The current activities of the major groups themselves present a further argument for the central importance of the organizational level. Debate over political or ideological line among the major groupings has given way to organizational initiatives aimed at consolidating parties around existing political lines. The calling of Party Congresses, the printing of "collective organizers," and the election of "organizing committees" has eclipsed principled ideological struggle. Instead of further theoretical struggle, the drafting of party programs and other efforts allegedly directed at "reaching broad unity among Marxist-Leninists" around the political lines of particular organizations have become the order of the day. The formation of communist parties by vote of the membership of former leagues, unions, or other organizations is the dominant party-building line among the organized forces. The most acute struggles of the communist movement today center on this passage between ideological and organizational unity. The dominant conceptions of how and when this passage can or will occur place the further advances of the movement in jeopardy.
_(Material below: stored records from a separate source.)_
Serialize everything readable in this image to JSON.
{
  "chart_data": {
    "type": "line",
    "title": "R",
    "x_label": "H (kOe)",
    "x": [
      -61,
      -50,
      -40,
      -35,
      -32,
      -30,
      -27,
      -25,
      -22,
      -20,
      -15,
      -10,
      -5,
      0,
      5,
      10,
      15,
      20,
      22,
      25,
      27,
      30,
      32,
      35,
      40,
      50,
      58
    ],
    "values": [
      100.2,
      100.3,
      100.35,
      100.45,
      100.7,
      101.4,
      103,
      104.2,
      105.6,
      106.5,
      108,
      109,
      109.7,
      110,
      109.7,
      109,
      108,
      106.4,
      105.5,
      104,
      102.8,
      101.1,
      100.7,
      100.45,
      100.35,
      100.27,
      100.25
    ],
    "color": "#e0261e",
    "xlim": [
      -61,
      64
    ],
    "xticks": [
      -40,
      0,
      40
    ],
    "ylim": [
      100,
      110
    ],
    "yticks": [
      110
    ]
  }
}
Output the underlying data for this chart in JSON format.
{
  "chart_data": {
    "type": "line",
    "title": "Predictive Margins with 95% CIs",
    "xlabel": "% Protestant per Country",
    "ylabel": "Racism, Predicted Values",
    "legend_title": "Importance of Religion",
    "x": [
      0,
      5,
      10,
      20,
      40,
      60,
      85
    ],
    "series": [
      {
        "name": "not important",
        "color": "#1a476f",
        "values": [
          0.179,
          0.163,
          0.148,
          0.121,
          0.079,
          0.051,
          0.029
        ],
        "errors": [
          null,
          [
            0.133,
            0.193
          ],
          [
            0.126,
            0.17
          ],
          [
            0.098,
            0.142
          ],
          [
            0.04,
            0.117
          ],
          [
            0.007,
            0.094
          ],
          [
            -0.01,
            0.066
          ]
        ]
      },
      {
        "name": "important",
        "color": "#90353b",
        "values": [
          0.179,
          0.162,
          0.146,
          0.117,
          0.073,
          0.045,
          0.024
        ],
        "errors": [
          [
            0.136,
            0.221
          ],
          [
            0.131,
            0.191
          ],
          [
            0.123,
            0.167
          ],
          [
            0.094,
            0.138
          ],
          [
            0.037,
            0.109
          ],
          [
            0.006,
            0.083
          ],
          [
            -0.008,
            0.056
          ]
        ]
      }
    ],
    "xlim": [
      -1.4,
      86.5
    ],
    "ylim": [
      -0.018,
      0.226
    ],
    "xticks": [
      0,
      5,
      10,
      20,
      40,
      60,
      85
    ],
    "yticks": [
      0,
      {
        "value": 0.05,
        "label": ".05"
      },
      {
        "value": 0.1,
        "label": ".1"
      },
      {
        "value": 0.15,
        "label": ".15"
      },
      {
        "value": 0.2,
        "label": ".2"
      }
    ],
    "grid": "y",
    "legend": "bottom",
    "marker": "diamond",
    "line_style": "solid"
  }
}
If the struggle at the organizational level has this pivotal importance, then we need to take line on organizational matters as the main focus of the fight for the Party. How it wages the struggle to unify Marxist-Leninists and begins to root the future Party in the working class determines whether or not a given tendency will play a progressive or backward role. Unless the communist movement concentrates on its weaknesses at the organizational level, it risks confining itself to a covey of propaganda sects at the margins of the working class movement. In other words, party-building line is key in the struggle for the Party at this time: it is the key site of struggle between the proletarian and bourgeois lines, the key link in consolidating proletarian ideology against semi-anarchist ideology.